If I wanted to send that same amount of data using Hologram, I’d pay $8.40 for the device and 8 cents per MB of data. Based on the number of packets I’d send in the earlier scenario, the end user would rack up roughly 2.5 MB of data, leading to an annual cost of $8.64 per device. The discrepancy in costs is partly because the hologram charge includes an eSIM and device management and partly because the customers of each network have different levels of technical expertise and needs.

But the important takeaway here is that the Helium network is designed for hundreds of millions of devices to send small bits of data really cheaply. Which means that we won’t see amazing revenue from Nova Labs until we start seeing hundreds of millions of devices on the network. Today Nova Labs has Lime, Cisco, MyDevices, and Careband as customers on the Helium network, but many of those are in trial phases or selling relatively few LoRaWAN devices.

This is exactly how the network is supposed to work. This isn’t a network designed for connected vehicle trackers or hot tubs.
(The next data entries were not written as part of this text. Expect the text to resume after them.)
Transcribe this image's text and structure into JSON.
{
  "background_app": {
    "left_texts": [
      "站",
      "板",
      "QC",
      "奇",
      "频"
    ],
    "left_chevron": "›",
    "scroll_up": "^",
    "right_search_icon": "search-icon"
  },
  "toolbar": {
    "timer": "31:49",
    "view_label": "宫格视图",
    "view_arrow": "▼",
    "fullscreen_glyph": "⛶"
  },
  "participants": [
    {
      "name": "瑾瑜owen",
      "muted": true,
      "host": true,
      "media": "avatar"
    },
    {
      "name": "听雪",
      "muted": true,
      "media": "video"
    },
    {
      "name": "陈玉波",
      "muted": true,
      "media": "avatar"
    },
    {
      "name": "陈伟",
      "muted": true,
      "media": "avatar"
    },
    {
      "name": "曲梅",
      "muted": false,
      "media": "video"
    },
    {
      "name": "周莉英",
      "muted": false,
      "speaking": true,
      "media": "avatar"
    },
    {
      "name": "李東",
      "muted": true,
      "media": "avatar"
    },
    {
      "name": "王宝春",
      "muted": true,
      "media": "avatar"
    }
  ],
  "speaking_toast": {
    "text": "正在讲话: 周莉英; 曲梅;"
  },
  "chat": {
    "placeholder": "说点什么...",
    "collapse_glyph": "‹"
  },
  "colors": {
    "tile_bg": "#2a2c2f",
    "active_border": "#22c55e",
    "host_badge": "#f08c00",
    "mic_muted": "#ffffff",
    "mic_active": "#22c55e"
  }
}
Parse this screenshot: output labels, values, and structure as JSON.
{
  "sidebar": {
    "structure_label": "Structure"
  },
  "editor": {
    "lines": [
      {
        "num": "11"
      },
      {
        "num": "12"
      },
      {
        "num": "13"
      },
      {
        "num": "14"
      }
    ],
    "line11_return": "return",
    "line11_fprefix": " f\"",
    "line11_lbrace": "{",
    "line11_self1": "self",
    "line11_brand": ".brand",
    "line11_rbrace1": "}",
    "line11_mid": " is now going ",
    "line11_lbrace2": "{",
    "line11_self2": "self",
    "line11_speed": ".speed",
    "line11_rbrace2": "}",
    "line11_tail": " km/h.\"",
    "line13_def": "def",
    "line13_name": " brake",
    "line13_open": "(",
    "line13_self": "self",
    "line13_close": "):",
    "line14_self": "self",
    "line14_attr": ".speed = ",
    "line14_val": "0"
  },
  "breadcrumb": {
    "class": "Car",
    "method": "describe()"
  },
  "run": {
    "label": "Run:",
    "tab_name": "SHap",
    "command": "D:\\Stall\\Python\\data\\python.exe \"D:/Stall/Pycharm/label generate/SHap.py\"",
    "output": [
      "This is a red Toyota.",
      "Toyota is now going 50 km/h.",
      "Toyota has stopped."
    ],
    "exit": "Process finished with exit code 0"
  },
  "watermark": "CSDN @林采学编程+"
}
This is a network designed for the likes of UPS to install a cheap sensor on every package and monitor its progress around the country. It’s for a few hundred million outdoor weather stations or mailbox sensors. As such, it needs to be cheap and it needs to convince customers to put billions of devices on the network.

Which takes us to another challenge the Helium Network faces, and one that could affect its overall $1.2 billion valuation. There are still too few LoRaWAN devices out there. When I was giving a talk at the LoRaWAN World Expo earlier this month, I was dismayed both by the lack of sensors and the subsequent frustration expressed by many attendees, who said it was still too hard to get LoRaWAN devices online easily.

Without LoRaWAN devices, the network will remain empty and won’t ever achieve the volumes it needs to drive revenue into the hundreds of millions it would need to support its valuation. Nor will it generate the data transfers over hotspots that will, in turn, generate more HNTs for the hotspot owners that comprise the bulk of the Helium network. And if those owners aren’t incentivized to keep operating their hotspots, the network will lose coverage and capacity, which will make customers reluctant to use it.

Basically Nova Labs is performing a big experiment in market-making and cryptocurrency at the same time. Each is difficult, but its attempt to do both at the same time is fun to watch.